1. Hadoop is Useful for Combining Different Types of Data
When enterprises hold a wide variety of data types, such as structured and unstructured data sets like Yahoo! has, Hadoop is an excellent way to manage it. Hadoop easily handles structured data sets, like data within ERP systems, alongside semi-structured data sets like file logs, and completely unstructured data like videos. Once on a Hadoop cluster, it is easy to add to data sets and amend existing data, which is important for enterprises like Yahoo! that are constantly updating their body of data with new information on page views, click streams, photos, videos, and much more.
2. Hadoop is Useful for Sharing Data
Not only can Hadoop clusters hold these enormous mixed data sets, it is also an easy way to house it in a single place for collaboration. Yahoo! has a variety of data that needs to be accessible by large teams of workers and still remain relatively secure. Yahoo! uses YARN, formerly called MapReduce, to run a full range of jobs within those data sets. Currently, Yahoo! has 32,000 nodes within 16 clusters that run YARN.
3. Hadoop With YARN is Useful fir Getting New Employees Started Immediately
According to Peter Cnudde, VP of Engineering for Yahoo!, new employees can come in and become productive immediately using Hadoop, especially when running YARN. As it becomes harder and harder to find qualified talent, this is an excellent way to stay productive when there aren’t lots of candidates out there who have much experience working with enormous data sets like Yahoo! manages.
4. Hadoop Can’t Replace Some Server Operations
Yahoo! didn’t move all server processes to Hadoop clusters, however. Though they use Hadoop to scan their email for spam, they do not use it as the email server. Also, Yahoo! uses Hadoop to run image recognition on Flickr photos, but does not use it as their photo server.

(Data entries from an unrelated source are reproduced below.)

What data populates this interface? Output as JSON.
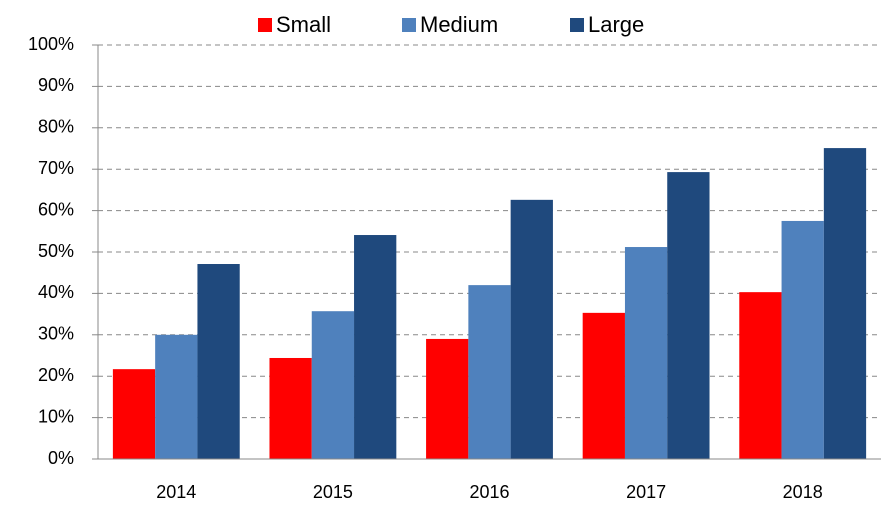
{
  "chart_data": {
    "type": "bar",
    "categories": [
      "2014",
      "2015",
      "2016",
      "2017",
      "2018"
    ],
    "series": [
      {
        "name": "Small",
        "color": "#ff0000",
        "values": [
          21.7,
          24.4,
          29.0,
          35.3,
          40.3
        ]
      },
      {
        "name": "Medium",
        "color": "#4f81bd",
        "values": [
          30.0,
          35.7,
          42.0,
          51.2,
          57.5
        ]
      },
      {
        "name": "Large",
        "color": "#1f497d",
        "values": [
          47.1,
          54.1,
          62.6,
          69.3,
          75.1
        ]
      }
    ],
    "ylim": [
      0,
      100
    ],
    "yticks": [
      {
        "value": 0,
        "label": "0%"
      },
      {
        "value": 10,
        "label": "10%"
      },
      {
        "value": 20,
        "label": "20%"
      },
      {
        "value": 30,
        "label": "30%"
      },
      {
        "value": 40,
        "label": "40%"
      },
      {
        "value": 50,
        "label": "50%"
      },
      {
        "value": 60,
        "label": "60%"
      },
      {
        "value": 70,
        "label": "70%"
      },
      {
        "value": 80,
        "label": "80%"
      },
      {
        "value": 90,
        "label": "90%"
      },
      {
        "value": 100,
        "label": "100%"
      }
    ],
    "grid": true,
    "legend": "top"
  }
}
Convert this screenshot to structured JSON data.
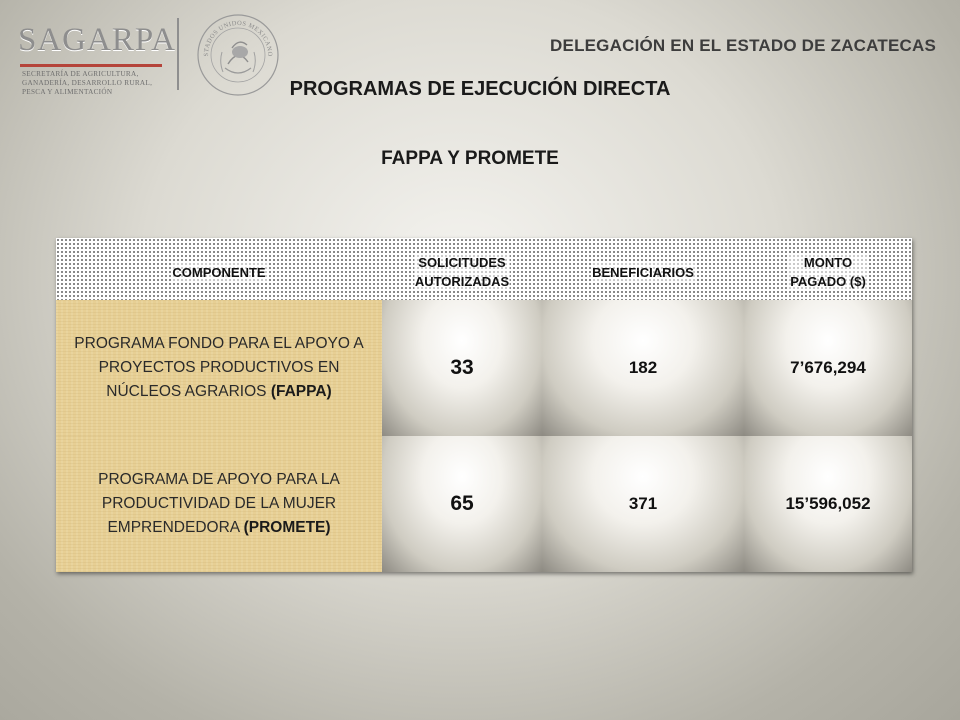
{
  "header": {
    "logo_wordmark": "SAGARPA",
    "logo_subtitle": "SECRETARÍA DE AGRICULTURA, GANADERÍA, DESARROLLO RURAL, PESCA Y ALIMENTACIÓN",
    "seal_text": "ESTADOS UNIDOS MEXICANOS",
    "delegation": "DELEGACIÓN EN EL ESTADO DE ZACATECAS"
  },
  "title": "PROGRAMAS DE EJECUCIÓN DIRECTA",
  "subtitle": "FAPPA Y PROMETE",
  "table": {
    "headers": [
      "COMPONENTE",
      "SOLICITUDES\nAUTORIZADAS",
      "BENEFICIARIOS",
      "MONTO\nPAGADO ($)"
    ],
    "rows": [
      {
        "program": "PROGRAMA FONDO PARA EL APOYO A PROYECTOS PRODUCTIVOS EN NÚCLEOS AGRARIOS",
        "acronym": "(FAPPA)",
        "solicitudes": "33",
        "beneficiarios": "182",
        "monto": "7’676,294"
      },
      {
        "program": "PROGRAMA DE APOYO PARA LA PRODUCTIVIDAD DE LA MUJER EMPRENDEDORA",
        "acronym": "(PROMETE)",
        "solicitudes": "65",
        "beneficiarios": "371",
        "monto": "15’596,052"
      }
    ]
  },
  "colors": {
    "program_cell": "#e7cf94",
    "logo_red": "#b5443a",
    "text": "#1a1a1a"
  }
}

When is Hadoop not the best solution? A Hadoop cluster setup isn’t the best option for handling real-time analytics, because it’s simply not that fast. It also isn’t the best solution for smaller data sets, such as those measured in gigabytes, because there are more manageable and flexible ways to handle smaller data sets. Hadoop is also not the most secure way to store sensitive data, such as personal information on clients and consumers. It doesn’t manage overly complex queries well, and does not allow for functional interactive access to data. What Hadoop handles best is mining extremely large data sets, data exploration when full data sets are available, pre-processing enormous data sets, and allowing for data agility.